This is going to be a bit long so please bear with me, if you are willing to read this thank you.. I am new to this website. I discovered it just now while looking for ways to cope as you can possibly tell by the title. I have been dealing with this for a while now but just now my dad had chest pains at 3am and I went into slight panic. I am not new to caregiving, however I was never entirely alone. My mom and I were the ones who used to always look after my dad who suffers from heart disease and type 2 diabetes. My mom passed away last December and since then it is only me and my dad. I am always in constant worry and anxiety while caring for my dad, worried about his condition. I take care of his medicines and appointments on my own. I have siblings but they are all occupied with their own life and live away from us. I am still a student currently studying in university with no source of income. I have several mental health issues so I am not able to cope with this situation as well as I hope to, which also has made me very socially withdrawn.. but I am hoping I could find someone to talk to on here for the long run.. hopefully a friend, as it could feel very overwhelming sometimes without any support..
You sound so lovely. Your father is certainly blessed to have such a wonderful daughter. He sounds like a loving father.
He is right. Please continue your education.
Keep looking for resources to help.
If you just need to vent. Someone to talk to. Please speak your mind. That is what this forum is about.
Take care.
i have given my dad myonit insta tablet as prescribed by his doctors for whenever he has chest pains or attacks like this.. thankfully it only took one dose and his pain subsided... he was able to calm down (and so did i after a while) and he managed to fall asleep.. i made sure to keep an eye on him to make sure he's alright last night.. thankfully we didnt need to call for help..
we are unable to afford professional caretaking services as of now due to being a bit tight on money.. we are renting a place together so a lot of our expenses go to bills and rent..
i am almost done with my degree so i hope to be able to find a job as soon as possible to help out.. but i also got an offer to continue my masters.. my dad says he wants me to take up the offer.. i am trying to find a scholarship that would fund me as well as plan to work part time..
i did look into some of the caregiver services/social workers.. however there isnt much info in my country.. i did find unicef page for my country though regarding professional caregivers to hire that may lend a hand.. but i still lack a lot of info and resources.. for now it will just be me and my dad..
i was medicated for a short amount of time regarding my mental health but i stopped taking medications and my Dr had suggested therapy but i never got anything from the person i was supposedly referred to and haven't been able to find a place since.. this was quite a while ago.. i might start looking for a good place again, but it is very difficult in my country..
now that my dad is feeling better, i am also less anxious and feel slightly better as well.. we still have a lot of postponed hospital appointments to go to in December..
Again thank you everyone 💙
I am very sorry for your loss of your mom. Families are spread out these days, siblings have other responsibilities or simply not interested in helping the primary caregiver for various reasons of their own.
This leaves the primary caregiver worn out. I understand. Been there, done that.

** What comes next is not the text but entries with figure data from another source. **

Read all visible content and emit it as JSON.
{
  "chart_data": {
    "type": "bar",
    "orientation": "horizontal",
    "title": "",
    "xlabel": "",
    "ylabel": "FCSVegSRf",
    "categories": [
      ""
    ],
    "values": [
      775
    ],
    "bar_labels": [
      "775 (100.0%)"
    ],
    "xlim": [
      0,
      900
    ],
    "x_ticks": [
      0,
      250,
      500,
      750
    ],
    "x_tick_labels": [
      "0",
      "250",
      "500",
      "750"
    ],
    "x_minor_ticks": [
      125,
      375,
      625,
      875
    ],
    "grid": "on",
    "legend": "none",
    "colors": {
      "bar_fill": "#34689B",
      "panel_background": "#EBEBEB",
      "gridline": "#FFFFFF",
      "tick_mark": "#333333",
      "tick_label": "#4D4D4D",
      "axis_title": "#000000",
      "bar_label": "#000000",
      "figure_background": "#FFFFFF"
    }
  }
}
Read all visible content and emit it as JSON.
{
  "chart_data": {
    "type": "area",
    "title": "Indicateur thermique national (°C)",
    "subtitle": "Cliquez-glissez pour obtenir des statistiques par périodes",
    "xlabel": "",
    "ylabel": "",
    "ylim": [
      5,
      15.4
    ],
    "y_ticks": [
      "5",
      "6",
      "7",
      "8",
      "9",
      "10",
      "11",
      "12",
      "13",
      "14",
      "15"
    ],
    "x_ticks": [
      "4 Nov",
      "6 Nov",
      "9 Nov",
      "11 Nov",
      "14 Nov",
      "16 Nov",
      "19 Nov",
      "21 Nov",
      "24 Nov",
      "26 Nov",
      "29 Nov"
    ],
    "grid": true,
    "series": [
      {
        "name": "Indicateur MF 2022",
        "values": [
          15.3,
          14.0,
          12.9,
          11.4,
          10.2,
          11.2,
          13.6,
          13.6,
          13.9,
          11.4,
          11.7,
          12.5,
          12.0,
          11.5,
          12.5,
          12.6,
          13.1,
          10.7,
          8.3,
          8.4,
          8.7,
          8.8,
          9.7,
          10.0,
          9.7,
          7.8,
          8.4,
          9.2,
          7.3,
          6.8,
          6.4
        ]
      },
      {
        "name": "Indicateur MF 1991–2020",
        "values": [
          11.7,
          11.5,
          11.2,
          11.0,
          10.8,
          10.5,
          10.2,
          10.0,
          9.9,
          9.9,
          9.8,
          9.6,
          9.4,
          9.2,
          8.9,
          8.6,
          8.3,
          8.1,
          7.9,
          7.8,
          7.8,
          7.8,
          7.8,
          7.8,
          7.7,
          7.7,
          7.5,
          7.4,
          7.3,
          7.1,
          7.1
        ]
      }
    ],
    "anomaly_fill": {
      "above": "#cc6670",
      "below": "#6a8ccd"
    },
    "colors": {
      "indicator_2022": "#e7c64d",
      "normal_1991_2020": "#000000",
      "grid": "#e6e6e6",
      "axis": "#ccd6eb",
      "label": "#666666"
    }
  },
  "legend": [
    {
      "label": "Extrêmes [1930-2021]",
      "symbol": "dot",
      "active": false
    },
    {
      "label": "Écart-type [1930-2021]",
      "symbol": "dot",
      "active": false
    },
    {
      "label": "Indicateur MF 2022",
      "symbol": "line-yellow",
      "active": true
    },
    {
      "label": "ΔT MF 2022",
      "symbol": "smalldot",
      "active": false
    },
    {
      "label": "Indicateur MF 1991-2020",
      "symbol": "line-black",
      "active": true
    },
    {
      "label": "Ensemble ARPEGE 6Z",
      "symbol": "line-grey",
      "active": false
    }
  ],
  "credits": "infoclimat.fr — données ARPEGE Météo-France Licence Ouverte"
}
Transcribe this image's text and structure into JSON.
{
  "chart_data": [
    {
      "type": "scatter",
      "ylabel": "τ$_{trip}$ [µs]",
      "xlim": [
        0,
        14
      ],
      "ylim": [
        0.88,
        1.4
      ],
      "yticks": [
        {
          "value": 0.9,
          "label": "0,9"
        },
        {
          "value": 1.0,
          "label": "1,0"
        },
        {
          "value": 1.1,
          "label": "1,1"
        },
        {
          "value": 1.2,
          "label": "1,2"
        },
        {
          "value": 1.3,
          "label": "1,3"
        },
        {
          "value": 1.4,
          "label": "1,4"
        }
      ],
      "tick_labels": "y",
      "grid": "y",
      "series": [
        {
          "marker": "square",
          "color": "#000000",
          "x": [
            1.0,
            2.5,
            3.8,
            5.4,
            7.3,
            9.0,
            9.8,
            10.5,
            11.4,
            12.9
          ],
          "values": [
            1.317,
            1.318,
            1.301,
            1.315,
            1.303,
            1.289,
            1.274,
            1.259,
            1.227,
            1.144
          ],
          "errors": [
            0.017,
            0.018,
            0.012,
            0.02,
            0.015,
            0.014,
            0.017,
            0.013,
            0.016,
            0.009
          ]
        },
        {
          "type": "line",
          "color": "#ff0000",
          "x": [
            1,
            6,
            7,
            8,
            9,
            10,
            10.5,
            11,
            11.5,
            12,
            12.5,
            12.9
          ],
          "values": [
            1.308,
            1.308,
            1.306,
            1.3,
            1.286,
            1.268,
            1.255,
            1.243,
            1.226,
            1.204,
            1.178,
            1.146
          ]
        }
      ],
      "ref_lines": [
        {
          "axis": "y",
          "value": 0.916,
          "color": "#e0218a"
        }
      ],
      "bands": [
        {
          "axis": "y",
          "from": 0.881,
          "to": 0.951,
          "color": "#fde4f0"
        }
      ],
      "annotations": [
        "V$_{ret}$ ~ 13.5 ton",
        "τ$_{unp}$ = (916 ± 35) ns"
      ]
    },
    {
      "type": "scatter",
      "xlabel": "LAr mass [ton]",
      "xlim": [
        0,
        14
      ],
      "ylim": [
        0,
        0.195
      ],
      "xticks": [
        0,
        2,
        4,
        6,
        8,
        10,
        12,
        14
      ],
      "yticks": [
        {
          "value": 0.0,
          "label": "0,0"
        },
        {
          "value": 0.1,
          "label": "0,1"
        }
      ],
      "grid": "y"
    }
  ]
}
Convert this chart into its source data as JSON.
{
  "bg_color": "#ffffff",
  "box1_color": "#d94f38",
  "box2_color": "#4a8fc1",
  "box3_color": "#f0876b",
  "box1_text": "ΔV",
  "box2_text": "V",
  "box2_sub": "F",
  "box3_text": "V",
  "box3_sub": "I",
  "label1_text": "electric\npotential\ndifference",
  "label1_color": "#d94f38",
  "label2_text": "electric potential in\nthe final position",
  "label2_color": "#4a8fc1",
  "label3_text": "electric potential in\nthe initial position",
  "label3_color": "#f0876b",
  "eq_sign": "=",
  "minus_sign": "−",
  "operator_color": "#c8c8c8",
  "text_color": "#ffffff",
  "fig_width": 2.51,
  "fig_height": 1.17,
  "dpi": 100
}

If ever in doubt when caring for your dad please call 911. You have a huge responsibility caring for him alone.
How far along are you in school? Please finish your education. Your future is important and an education is essential.
Do you have any help at all in caring for your dad? Have you contacted Council on Aging in your area? A social worker to help plan for future care? Have you considered placement in a facility?
You mentioned your mental health issues. Are you being treated at this time? Please don’t neglect your own health. Mental health is equally as important to physical health.
You will find many people on the forum friendly. So please consider us as your online friends that are willing to chat and be as supportive to you during your time of need.
Wishing you and your dad all the best.
It's difficult to feel responsible for another human being, especially a dad who has heart disease and diabetes. If your father has chest pains again, please call 911 right away and don't second guess yourself! Let the EMTs come into your home & evaluate your dad's condition to determine if he should be taken by ambulance to the hospital. Trying to make that decision YOURSELF would be a huge cause of anxiety for anyone, with or without mental health issues.
Does your father have sufficient income to hire a part time care giver to come into the home to help you? If so, that would be ideal........it would take some of the stress off of you, plus it would give you another person to talk to and bounce ideas off of, you know?
Again, welcome to the forum and I sincerely hope you will continue posting here (and commenting on other posts) so you can feel part of this awesome community and a bit less overwhelmed in general.